UK:Alice Maud Marr, arrested for stealing door mats. Jailed for two weeks alonsgide family emmbers. Mediadrumimages/Tyne&WearArchives&Museums

By Alex Jones


COCKSURE, scared, or totally unphased: Mugshots of criminal teenagers dating back over 100 years ago capture a wide range of emotions as the juvenile offenders await their fate, hoping they wouldn’t have to serve their sentences alongside murderers, rapists and cutthroats.

Incredible photos, dating from 1902 to 1916, show the faces of troubled teens and pre-teens who have been hauled in for a wide range of petty crimes – ranging from stealing doormats to dine-and-dashing.
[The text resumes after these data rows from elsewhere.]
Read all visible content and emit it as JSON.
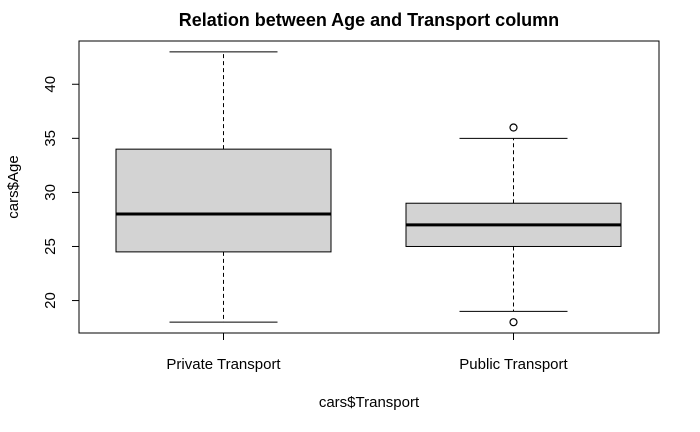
{
  "chart_data": {
    "type": "boxplot",
    "title": "Relation between Age and Transport column",
    "xlabel": "cars$Transport",
    "ylabel": "cars$Age",
    "ylim": [
      17,
      44
    ],
    "y_ticks": [
      20,
      25,
      30,
      35,
      40
    ],
    "grid": false,
    "colors": {
      "box_fill": "#d3d3d3",
      "stroke": "#000000"
    },
    "categories": [
      "Private Transport",
      "Public Transport"
    ],
    "boxes": [
      {
        "category": "Private Transport",
        "whisker_low": 18,
        "q1": 24.5,
        "median": 28,
        "q3": 34,
        "whisker_high": 43,
        "outliers": []
      },
      {
        "category": "Public Transport",
        "whisker_low": 19,
        "q1": 25,
        "median": 27,
        "q3": 29,
        "whisker_high": 35,
        "outliers": [
          36,
          18
        ]
      }
    ]
  }
}
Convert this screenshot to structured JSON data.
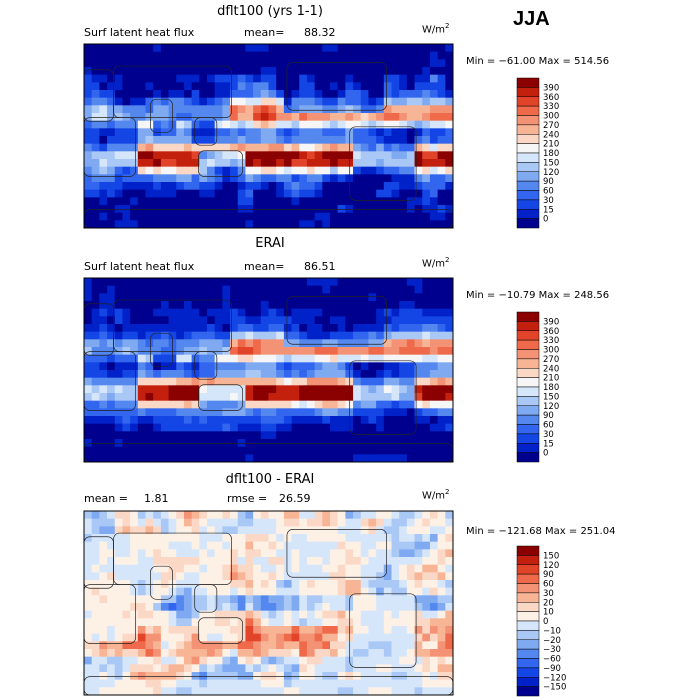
{
  "season": "JJA",
  "units": {
    "base": "W/m",
    "exp": "2"
  },
  "colors": {
    "abs_scale": [
      "#00008f",
      "#0022c8",
      "#1446e6",
      "#3366ee",
      "#5588ee",
      "#7faaf2",
      "#aac8f6",
      "#d6e6fa",
      "#f6f6f6",
      "#fbd8c6",
      "#f8b596",
      "#f39274",
      "#ee6a4a",
      "#e14428",
      "#c4200e",
      "#8b0000"
    ],
    "diff_scale": [
      "#00008f",
      "#0022c8",
      "#1446e6",
      "#3366ee",
      "#5588ee",
      "#7faaf2",
      "#aac8f6",
      "#d6e6fa",
      "#fdf1e6",
      "#fbd8c6",
      "#f8b596",
      "#f39274",
      "#ee6a4a",
      "#e14428",
      "#c4200e",
      "#8b0000"
    ],
    "land_line": "#222222"
  },
  "panels": [
    {
      "title": "dflt100 (yrs 1-1)",
      "left_label": "Surf latent heat flux",
      "stat_label": "mean=",
      "stat_value": "88.32",
      "minmax": "Min = −61.00 Max = 514.56",
      "cb_labels": [
        "390",
        "360",
        "330",
        "300",
        "270",
        "240",
        "210",
        "180",
        "150",
        "120",
        "90",
        "60",
        "30",
        "15",
        "0"
      ]
    },
    {
      "title": "ERAI",
      "left_label": "Surf latent heat flux",
      "stat_label": "mean=",
      "stat_value": "86.51",
      "minmax": "Min = −10.79 Max = 248.56",
      "cb_labels": [
        "390",
        "360",
        "330",
        "300",
        "270",
        "240",
        "210",
        "180",
        "150",
        "120",
        "90",
        "60",
        "30",
        "15",
        "0"
      ]
    },
    {
      "title": "dflt100 - ERAI",
      "left_label": "mean =",
      "left_value": "1.81",
      "stat_label": "rmse =",
      "stat_value": "26.59",
      "minmax": "Min = −121.68 Max = 251.04",
      "cb_labels": [
        "150",
        "120",
        "90",
        "60",
        "30",
        "20",
        "10",
        "0",
        "−10",
        "−20",
        "−30",
        "−60",
        "−90",
        "−120",
        "−150"
      ]
    }
  ],
  "chart_data": [
    {
      "type": "heatmap",
      "title": "dflt100 (yrs 1-1)",
      "variable": "Surf latent heat flux",
      "units": "W/m2",
      "mean": 88.32,
      "min": -61.0,
      "max": 514.56,
      "levels": [
        0,
        15,
        30,
        60,
        90,
        120,
        150,
        180,
        210,
        240,
        270,
        300,
        330,
        360,
        390
      ]
    },
    {
      "type": "heatmap",
      "title": "ERAI",
      "variable": "Surf latent heat flux",
      "units": "W/m2",
      "mean": 86.51,
      "min": -10.79,
      "max": 248.56,
      "levels": [
        0,
        15,
        30,
        60,
        90,
        120,
        150,
        180,
        210,
        240,
        270,
        300,
        330,
        360,
        390
      ]
    },
    {
      "type": "heatmap",
      "title": "dflt100 - ERAI",
      "units": "W/m2",
      "mean": 1.81,
      "rmse": 26.59,
      "min": -121.68,
      "max": 251.04,
      "levels": [
        -150,
        -120,
        -90,
        -60,
        -30,
        -20,
        -10,
        0,
        10,
        20,
        30,
        60,
        90,
        120,
        150
      ]
    }
  ]
}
UK: 18-year-oldCharlotte Branney. Court report states: “Charlotte Branney (18), who hails from Murton Colliery, was formerly in domestic service with Ed. McHugh, eating-house keeper, New Quay, North Shields. On August 26th she obtained a day’s leave and, after she was gone, a jacket was missed from a stand in the hall. Next day she left altogether and so did a skirt from the bedroom. Charlotte was apprehended at Seaham Harbour and brought back to explain. This she did by pleading guilty to stealing the skirt but, as to the jacket, she said she only borrowed that for the afternoon. Being afraid of detection on her return she threw it over a fence near her mistresses’s house and it was gone the next morning.” Imprisoned for two weeks. Mediadrumimages/Tyne&WearArchives&Museums

The candid shots, featuring young offenders who were brought before the North Shields Police Court in Newcastle, show children as young as 12 standing before the police photographer – some shamefaced, some scared and others seemingly at peace with their misdemeanours.

If imprisoned the children would spend time in non-age-restricted prison, serving their sentences alongside all manner of nefarious and dangerous criminals.

UK: 14-year-old William Wade alias ‘Nursay’. Stole blankets and fish in two separate incidents. Spent four weeks in prison for his crimes. .Mediadrumimages/Tyne&WearArchives&Museums

In the Victorian era, which ended just before these young offenders were processed, children as young as ten who were caught breaking the law could find themselves thrown into prison with adult offenders, in the workhouse, or even facing deportation to Australia.

It was not until 1847 that the Juvenile Offenders Act was enacted, the first legislation to distinguish between adults and children for justice purposes. It allowed children under 14 to be tried for some lesser offences summarily in a magistrates’ court.

UK: 17-year-old 1)Alfred Yarrow. He stole one shirt and 4½ yards of cotton, value 4s 11d, from his mother, Jane Yarrow. He received six weeks in prison. Mediadrumimages/Tyne&WearArchives&Museums

In 1854 the Youthful Offenders Act allowed courts to sentence children under 16 to a stint in a reformatory for between two and five years as an alternative to prison – but they must serve an initial 14 days in prison. That was the fate that awaited more of these perpetrators.

The next crucial law change took place in 1908 when the Children Act was brought into law. This legislation established a separate juvenile court for the first time dealing with both crime and welfare issues; abolished custody for children below 14 in the juvenile court; and introduced new short-term sentences for detention in police-run remand homes. Being whipped by a birch cane was still considered a viable punishment too.